It is a three dimensional image of a teapot suspended in the air in front of a vertical backdrop and a slanting base.
Because we are binocular, we can see three dimensions. This is called ”single binocular vision”. It has three ”steps”. The first is simultaneous vision. Both eyes independently see the same image. The second is fusion. When our brain detects the two similar (not identical, see below) images - the sensory part of fusion - it will automatically and uncosciously precisely align the images into a single one by adjusting the direction of the eyes - the motor part of the fusion. We do not want to see double. Once the images of the two eyes are aligned, our brain notices that they are not in fact identical. This is because right eye sees it slightly from the right side and our left eye from the left - this is called disparity. Within half a second or so after aligning the two images, our brain calculates from this disparity a three dimensional view - the third step of single binocular vision called stereopsis.

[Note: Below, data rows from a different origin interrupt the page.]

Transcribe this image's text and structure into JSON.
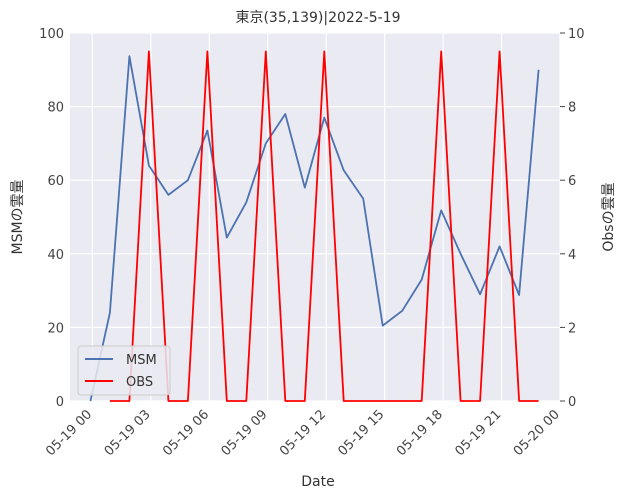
{
  "chart_data": {
    "type": "line",
    "title": "東京(35,139)|2022-5-19",
    "xlabel": "Date",
    "ylabel_left": "MSMの雲量",
    "ylabel_right": "Obsの雲量",
    "ylim_left": [
      0,
      100
    ],
    "ylim_right": [
      0,
      10
    ],
    "yticks_left": [
      0,
      20,
      40,
      60,
      80,
      100
    ],
    "yticks_right": [
      0,
      2,
      4,
      6,
      8,
      10
    ],
    "x_domain_hours": [
      -1.15,
      24.0
    ],
    "x_ticks": [
      {
        "hour": 0,
        "label": "05-19 00"
      },
      {
        "hour": 3,
        "label": "05-19 03"
      },
      {
        "hour": 6,
        "label": "05-19 06"
      },
      {
        "hour": 9,
        "label": "05-19 09"
      },
      {
        "hour": 12,
        "label": "05-19 12"
      },
      {
        "hour": 15,
        "label": "05-19 15"
      },
      {
        "hour": 18,
        "label": "05-19 18"
      },
      {
        "hour": 21,
        "label": "05-19 21"
      },
      {
        "hour": 24,
        "label": "05-20 00"
      }
    ],
    "grid": true,
    "legend_position": "lower-left",
    "series": [
      {
        "name": "MSM",
        "axis": "left",
        "color": "#4c72b0",
        "x_hours": [
          -0.1,
          0.9,
          1.9,
          2.9,
          3.9,
          4.9,
          5.9,
          6.9,
          7.9,
          8.9,
          9.9,
          10.9,
          11.9,
          12.9,
          13.9,
          14.9,
          15.9,
          16.9,
          17.9,
          18.9,
          19.9,
          20.9,
          21.9,
          22.9
        ],
        "values": [
          0,
          24,
          93.7,
          64,
          56,
          60,
          73.5,
          44.4,
          54,
          70,
          78,
          58,
          77,
          62.7,
          55,
          20.5,
          24.5,
          33,
          51.8,
          40,
          29,
          42,
          28.8,
          90
        ]
      },
      {
        "name": "OBS",
        "axis": "right",
        "color": "#ff0000",
        "x_hours": [
          0.9,
          1.9,
          2.9,
          3.9,
          4.9,
          5.9,
          6.9,
          7.9,
          8.9,
          9.9,
          10.9,
          11.9,
          12.9,
          13.9,
          14.9,
          15.9,
          16.9,
          17.9,
          18.9,
          19.9,
          20.9,
          21.9,
          22.9
        ],
        "values": [
          0,
          0,
          9.5,
          0,
          0,
          9.5,
          0,
          0,
          9.5,
          0,
          0,
          9.5,
          0,
          0,
          0,
          0,
          0,
          9.5,
          0,
          0,
          9.5,
          0,
          0
        ]
      }
    ]
  },
  "colors": {
    "plot_background": "#eaeaf2",
    "grid": "#ffffff",
    "msm_line": "#4c72b0",
    "obs_line": "#ff0000"
  }
}
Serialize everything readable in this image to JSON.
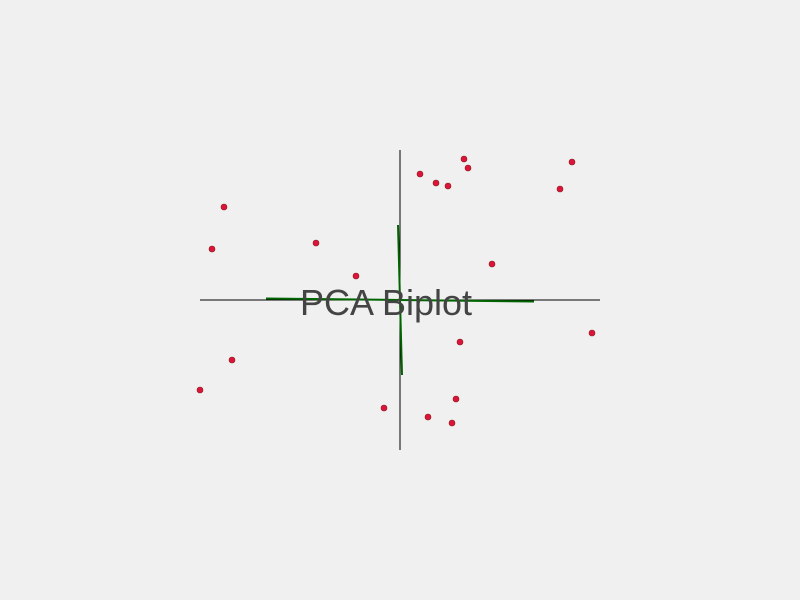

But this three dimensionality is limited to a relatively narrow field, narrowest directly in front of us and a but wide in our peripheral visual field, called Panum’s space. Outside this space we continuously see double. This does not bother us because our brain is accustomed to these physiological diplopic images (but out a Finger in front of you and focus to it, puting it thus inside Panum’s space and everything behind your finger will be seen double. Now focus to the obects behind your finger, thus moving Panum’s space there, and you will see your finger doubled).
The APOD of today plays with single binocular vision. It has a repeating vertical motif that is there to stimulate fusion. Then there are the two disparate images that, once fusion is activated, within the half second or so will be spotted by our brain. It will find them different and will calculate the three dimensional image to us. Once ready, fusion keeps it visible and fixed even if we tilt the screen or look at it sideways. The third component is the random ”noise” added to confuse us so to hide the two disparate images. The three dimensional view emanates from the fact that the two images are slightly at dirrerent distances from the margin of the repeating vertical motif.
There are two ways of getting the stereoscopiv view. If you have latent outward squint like many of us have (almost all shortsighted myopic individuals have this exophoria) you can just let your eyes wander a bit so that one vertical motif moves approximately on top of the next one. The brain will notice they are similar, but not identical, fusion will align them perfectly and the brain will calculate the stereopsis. If you let your eyes wander two much so that they will skip on vertical motif and align the next one, your stereopsis will produce an abstract three dimensional image - a Salvador Dali teapot if you wish.
If you are not blessed with exophoria, it will be more difficult. You will need to look somewhat beyond Panum’s space and then out your screen within it. If you have latent inward squint, esophoria, or you align your eye on the wrong side of Panum’s space, the three dimensionality will reverse as the eyes are crossed the unintended way.